In so doing, the government trampled upon the rights of a large and growing section (13%) of our population without flinching. They stripped our people of their dignity. They disregarded the place of pride that we earned as a people. They believe that money will make us blind to the truth.  This will never be.

Our people never agreed to the sale of carbon credits in the first place.  How can the PPP now ask our people to agree to a miserly 15% share from the proceeds of our assets? What madness is this?

It is clear why the PPP continues to resist the call for amending the Amerindian Act.  It is equally clear why the PPP is opposed to legally recognising Indigenous District Councils.  A legally recognised District Council, such as the South Rupununi District Council, may have the power to negotiate and sell its own carbon credits, earning directly from its legally owned assets. Mr. Jagdeo and the PPP refuse to recognise the Moruca and Upper Mazaruni District Council and label the SRDC “politically affiliated” so that they can continue to manipulate and dominate the few handpicked members of the National Toshaos’ Council in advancing their partisan agenda.

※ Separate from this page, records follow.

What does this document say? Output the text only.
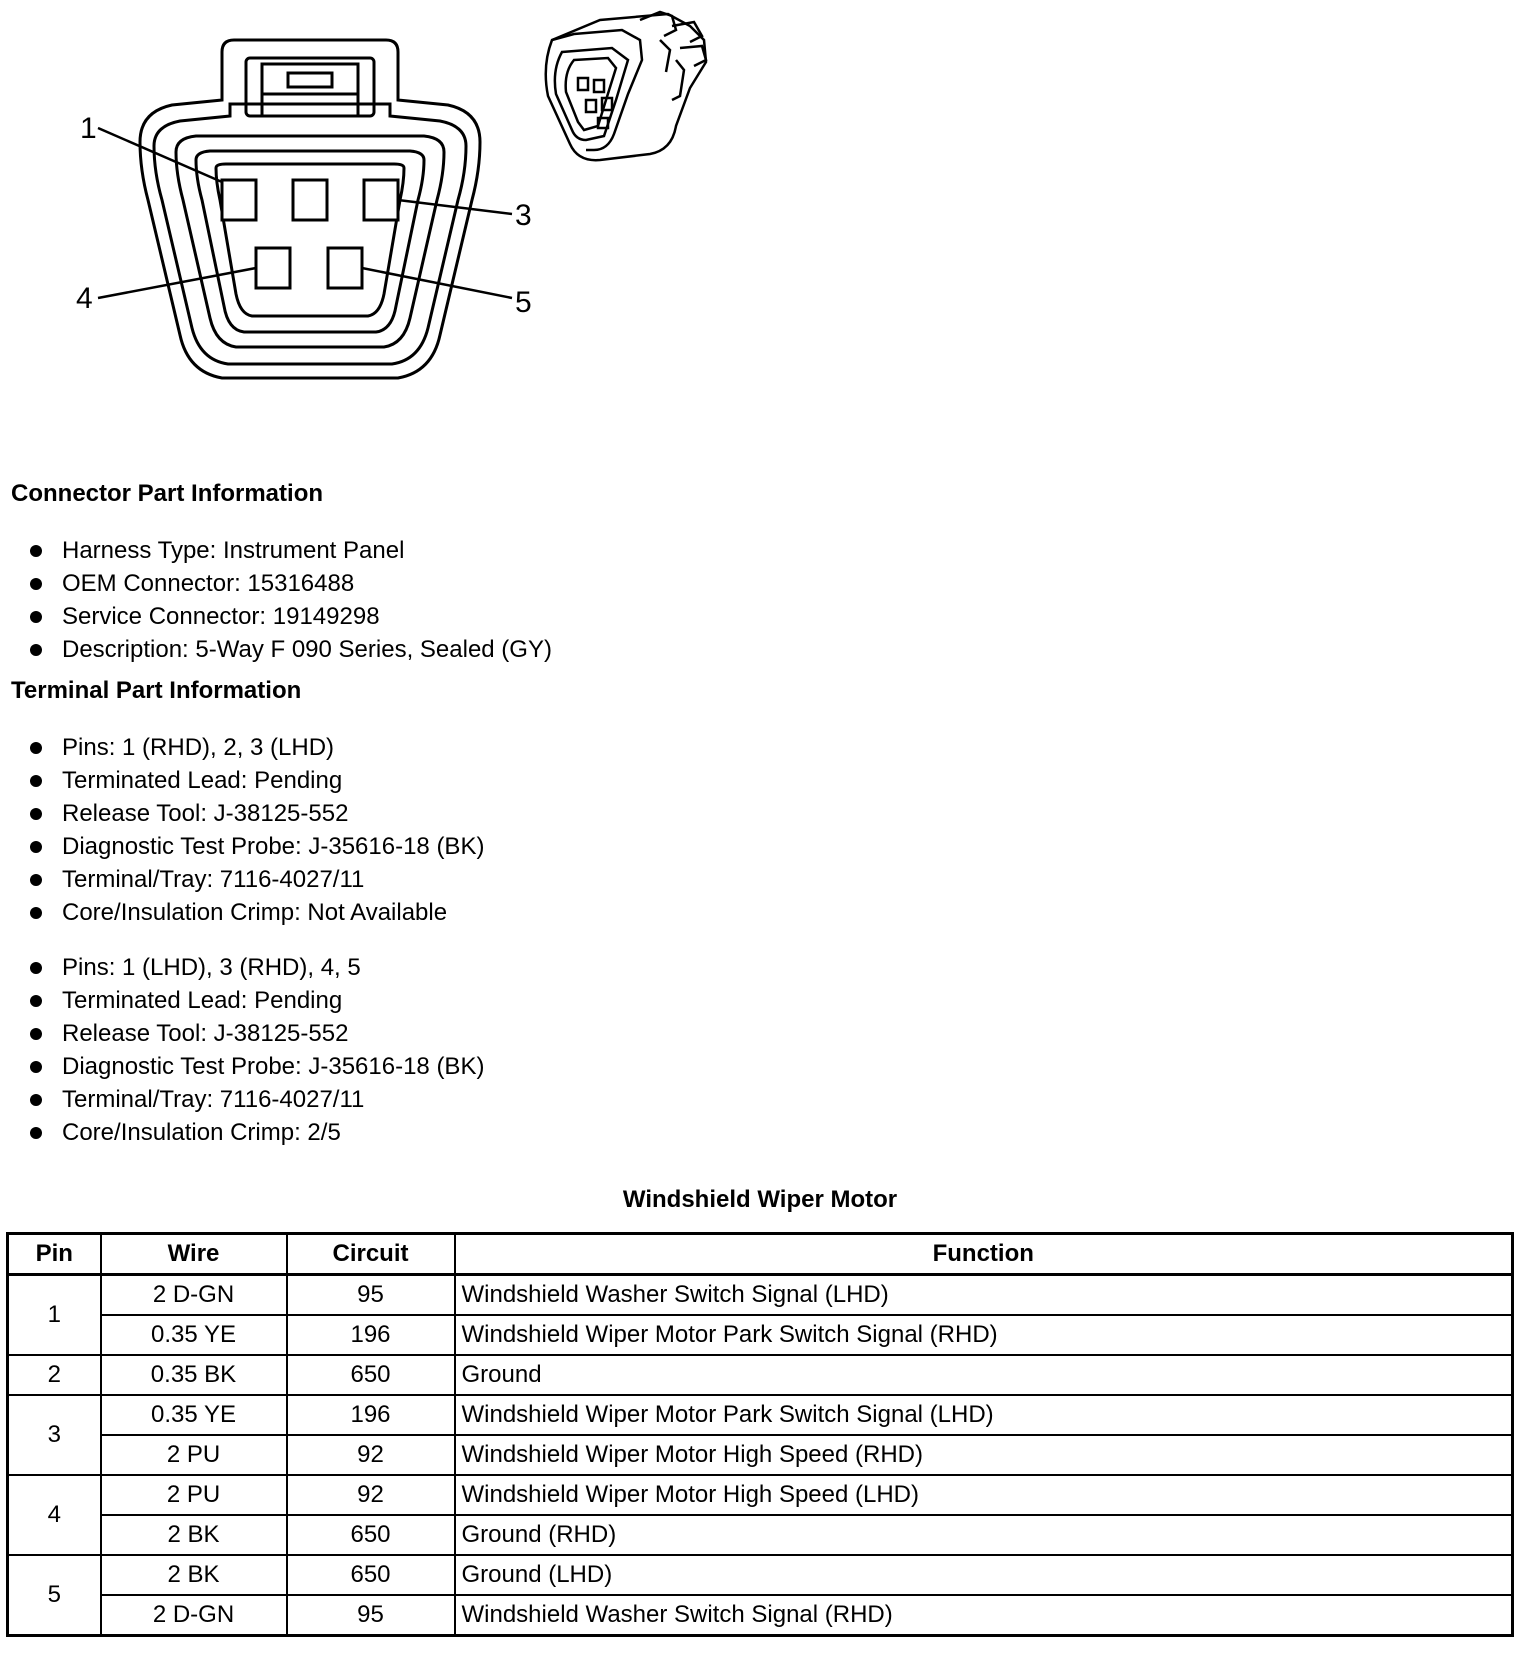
1
3
4	5
Connector Part Information
Harness Type: Instrument Panel
OEM Connector: 15316488
Service Connector: 19149298
Description: 5-Way F 090 Series, Sealed (GY)
Terminal Part Information
Pins: 1 (RHD), 2, 3 (LHD)
Terminated Lead: Pending
Release Tool: J-38125-552
Diagnostic Test Probe: J-35616-18 (BK)
Terminal/Tray: 7116-4027/11
Core/Insulation Crimp: Not Available
Pins: 1 (LHD), 3 (RHD), 4, 5
Terminated Lead: Pending
Release Tool: J-38125-552
Diagnostic Test Probe: J-35616-18 (BK)
Terminal/Tray: 7116-4027/11
Core/Insulation Crimp: 2/5
Windshield Wiper Motor
Pin	Wire	Circuit	Function
1	2 D-GN	95	Windshield Washer Switch Signal (LHD)
	0.35 YE	196	Windshield Wiper Motor Park Switch Signal (RHD)
2	0.35 BK	650	Ground
3	0.35 YE	196	Windshield Wiper Motor Park Switch Signal (LHD)
	2 PU	92	Windshield Wiper Motor High Speed (RHD)
4	2 PU	92	Windshield Wiper Motor High Speed (LHD)
	2 BK	650	Ground (RHD)
5	2 BK	650	Ground (LHD)
	2 D-GN	95	Windshield Washer Switch Signal (RHD)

Mr. Jagdeo and the PPP are violating basic provisions of the existing Amerindian Act.  The Act provides that the Village General Meeting is the highest decision making forum in a Village. The Act empowers the Village Council to manage the assets (including land and money) on behalf of, and in the best interest of, the Village.  The PPP has ignored these provisions of statutory law.  As a prerequisite to receiving the money, Mr. Jagdeo has instructed that special bank accounts be set up and special finance committees established to manage this money.  In so doing, he has usurped the functions of both the elected Village Council and the Village General Meeting.  This borders on executive lawlessness and has all the trappings of a dictatorship.

No one is against money being earned and distributed to the citizenry.  The real question is this: Is money of greater importance than citizens’ rights and the rule of law?  That said the conversation about what percentage of the carbon credit revenues is enough for indigenous Guyanese is a decoy.  The real conversation must start at the beginning.  How did we get to this point? Who authorised the PPP regime to negotiate the sale? Who owns the forests, which were traded? Is it right to ignore the owners and sell their property then offer them a pittance? Settle those issues, then, let the conversation regarding what percentage is appropriate begin.  For now, place a hold on the carnival of corruption.